Hockey has so many abstruse rules that you seemingly learn something new every day. This apparently goes for future Hall of Fame hockey players too.
Thursday night during the second period of the Capitals 3-1 loss to the Carolina Hurricanes, Good Guy Alex Ovechkin gave his newly stick-less teammate, Tom Wilson, a new twig.
It was a heads up play by Ovechkin, except there was one tiny problem.
As Wilson approached the bench, Ovechkin tried to speed up the process by tossing the stick to the team’s enforcer as he skated by.
It was an amazing sequence, but linesman Vaughan Rody was not impressed and whistled play dead immediately. Fans watching at home and in the arena were confused. So were most Capitals players.
According to the NHL rule book, Ovechkin violated rule number 75 and committed unsportsmanlike conduct.
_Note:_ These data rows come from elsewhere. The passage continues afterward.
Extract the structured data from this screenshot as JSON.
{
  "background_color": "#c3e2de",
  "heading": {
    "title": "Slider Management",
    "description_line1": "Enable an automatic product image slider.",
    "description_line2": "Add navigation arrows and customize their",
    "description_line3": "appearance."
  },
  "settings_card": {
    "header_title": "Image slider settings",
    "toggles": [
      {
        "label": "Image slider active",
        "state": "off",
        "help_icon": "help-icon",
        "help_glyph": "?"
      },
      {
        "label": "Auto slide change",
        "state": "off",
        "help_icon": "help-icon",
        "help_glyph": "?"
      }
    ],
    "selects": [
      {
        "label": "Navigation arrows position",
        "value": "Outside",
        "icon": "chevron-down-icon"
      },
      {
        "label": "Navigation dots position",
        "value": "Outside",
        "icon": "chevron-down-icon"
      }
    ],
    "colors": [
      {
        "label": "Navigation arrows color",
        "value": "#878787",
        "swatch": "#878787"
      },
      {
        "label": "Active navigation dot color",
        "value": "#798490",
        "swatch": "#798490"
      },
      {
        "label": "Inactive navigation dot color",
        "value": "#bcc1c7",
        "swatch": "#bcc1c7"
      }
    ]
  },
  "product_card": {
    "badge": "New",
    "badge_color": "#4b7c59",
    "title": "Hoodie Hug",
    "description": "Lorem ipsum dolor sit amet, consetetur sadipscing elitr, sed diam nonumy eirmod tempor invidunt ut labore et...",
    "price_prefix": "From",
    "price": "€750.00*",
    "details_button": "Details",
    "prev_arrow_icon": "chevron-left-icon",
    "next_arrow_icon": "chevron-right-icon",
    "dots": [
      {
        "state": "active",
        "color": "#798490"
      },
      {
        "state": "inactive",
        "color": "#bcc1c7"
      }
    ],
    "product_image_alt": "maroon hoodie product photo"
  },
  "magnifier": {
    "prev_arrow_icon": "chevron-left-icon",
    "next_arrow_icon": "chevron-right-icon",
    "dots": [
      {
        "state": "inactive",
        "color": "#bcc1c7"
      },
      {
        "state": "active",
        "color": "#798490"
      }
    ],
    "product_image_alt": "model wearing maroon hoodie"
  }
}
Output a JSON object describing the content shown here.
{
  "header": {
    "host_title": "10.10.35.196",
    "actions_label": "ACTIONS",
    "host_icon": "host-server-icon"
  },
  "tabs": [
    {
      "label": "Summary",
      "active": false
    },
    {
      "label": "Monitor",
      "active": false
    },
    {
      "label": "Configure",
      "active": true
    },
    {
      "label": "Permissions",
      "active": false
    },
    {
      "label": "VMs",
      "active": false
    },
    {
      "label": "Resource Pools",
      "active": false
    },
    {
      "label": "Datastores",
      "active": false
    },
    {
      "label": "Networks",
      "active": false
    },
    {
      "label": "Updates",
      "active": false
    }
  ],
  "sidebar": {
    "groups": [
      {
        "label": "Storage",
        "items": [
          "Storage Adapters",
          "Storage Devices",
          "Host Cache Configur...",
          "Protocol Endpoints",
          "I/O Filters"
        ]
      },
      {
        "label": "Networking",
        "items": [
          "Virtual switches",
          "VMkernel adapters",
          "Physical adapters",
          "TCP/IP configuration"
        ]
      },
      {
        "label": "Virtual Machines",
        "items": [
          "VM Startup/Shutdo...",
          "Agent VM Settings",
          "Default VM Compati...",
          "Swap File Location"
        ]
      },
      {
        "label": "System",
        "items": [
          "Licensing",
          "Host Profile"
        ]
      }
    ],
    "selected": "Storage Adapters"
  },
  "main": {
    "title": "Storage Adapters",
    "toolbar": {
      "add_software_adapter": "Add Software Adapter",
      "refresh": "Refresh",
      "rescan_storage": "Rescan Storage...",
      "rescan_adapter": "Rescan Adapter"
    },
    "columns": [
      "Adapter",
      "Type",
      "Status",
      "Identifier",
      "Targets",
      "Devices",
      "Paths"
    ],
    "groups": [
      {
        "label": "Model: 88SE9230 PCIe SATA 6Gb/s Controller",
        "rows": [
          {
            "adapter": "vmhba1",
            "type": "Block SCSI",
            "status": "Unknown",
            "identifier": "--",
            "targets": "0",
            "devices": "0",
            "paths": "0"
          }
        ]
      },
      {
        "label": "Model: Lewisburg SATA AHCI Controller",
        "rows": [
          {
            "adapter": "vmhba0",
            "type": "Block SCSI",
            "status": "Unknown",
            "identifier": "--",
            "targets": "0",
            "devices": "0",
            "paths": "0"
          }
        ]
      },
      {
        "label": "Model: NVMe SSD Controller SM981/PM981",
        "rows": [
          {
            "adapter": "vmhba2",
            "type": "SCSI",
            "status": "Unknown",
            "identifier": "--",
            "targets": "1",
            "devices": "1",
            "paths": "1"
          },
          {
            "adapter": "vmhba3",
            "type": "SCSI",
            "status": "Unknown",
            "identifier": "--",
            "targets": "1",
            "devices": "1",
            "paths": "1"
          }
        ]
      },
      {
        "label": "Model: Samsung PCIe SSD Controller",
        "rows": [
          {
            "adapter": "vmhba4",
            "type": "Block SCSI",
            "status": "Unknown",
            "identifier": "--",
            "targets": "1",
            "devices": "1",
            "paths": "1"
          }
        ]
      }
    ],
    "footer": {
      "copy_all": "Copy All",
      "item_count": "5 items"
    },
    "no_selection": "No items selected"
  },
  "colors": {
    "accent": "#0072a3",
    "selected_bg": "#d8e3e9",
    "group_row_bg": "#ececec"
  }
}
75.3 Bench Minor Penalty – A bench minor penalty for unsportsmanlike conduct shall be assessed under this rule for the following infractions:
(i) When a player, Coach or non-playing Club personnel throws any object onto the ice from the players’ or penalty bench (or from any other location) during the progress of the game or during a stoppage of play.
Alan May commented that it was only a rule you learn about until you experience it for yourself.
This is one of those penalties that most fans don’t know about, same with players, until it happens and you get called for two https://t.co/UB77ZNxXD5
— Alan May (@MayHockeyNBCS) January 12, 2018
Surely, May, a veteran of 858 hockey games across 8 different leagues, had seen this penalty called during his 15 years playing professional hockey.
“Never ever,” May said in a message.
Brett Connolly would end up serving the penalty. The Capitals would kill off Carolina’s resulting power play.
But that wasn’t the only strange moment that dealt with a weird rule.
The Caps also were confused after giving up Carolina’s game-winning goal. During a delayed penalty on Tom Wilson, the Caps believed they had possession of the puck after Brooks Orpik whacked the puck out of the air, which would have caused the play to be whistled dead. Instead Orpik’s clearing attempt found Victor Rask’s stick who scored past Holtby.
Here’s a look at the play.
On a historically significant day for the franchise, the Hurricanes picked up an important regulation victory that helped them move up the standings.
Victor Rask scored the go-ahead goal in the third period and the Hurricanes beat the Metropolitan Division-leading Capitals 3-1. pic.twitter.com/RaAH6TMgnJ
— betitodotcom-sports (@betitodotcom) January 12, 2018
“That’s the whole question of possession and I think intentionally whacking a puck is possession because you’re directing it,” Matt Niskanen said to NBC Sports Washington’s JJ Regan. “Now if you’re just tipping a pass, that’s not possession.”
“We all were confused by it and frustrated by it especially when that winds up being the winning goal,” Brooks Orpik said according to Tarik El-Bashir.
“We were all confused by it and frustrated by it, especially when that winds up being the winning goal.”—Brooks Orpik on the #Canes’ delayed penalty goal in the third period on Thursday. #Caps #CapsCanes pic.twitter.com/4iI2WEEz22
— Tarik El-Bashir⌨️🎙🏒 (@TarikNBCS) January 12, 2018
Rule 409 of the NHL rulebook says “play will be stopped immediately when the offending team gains possession and control of the puck and the penalty (s) assessed to the offending player (s).”
Orpik never had control of the puck. Regardless, according to Regan, Barry Trotz was going to ask the league for clarification.
Let us know what they say, Barry. We’re still learning the nuance of the game too. Just like you.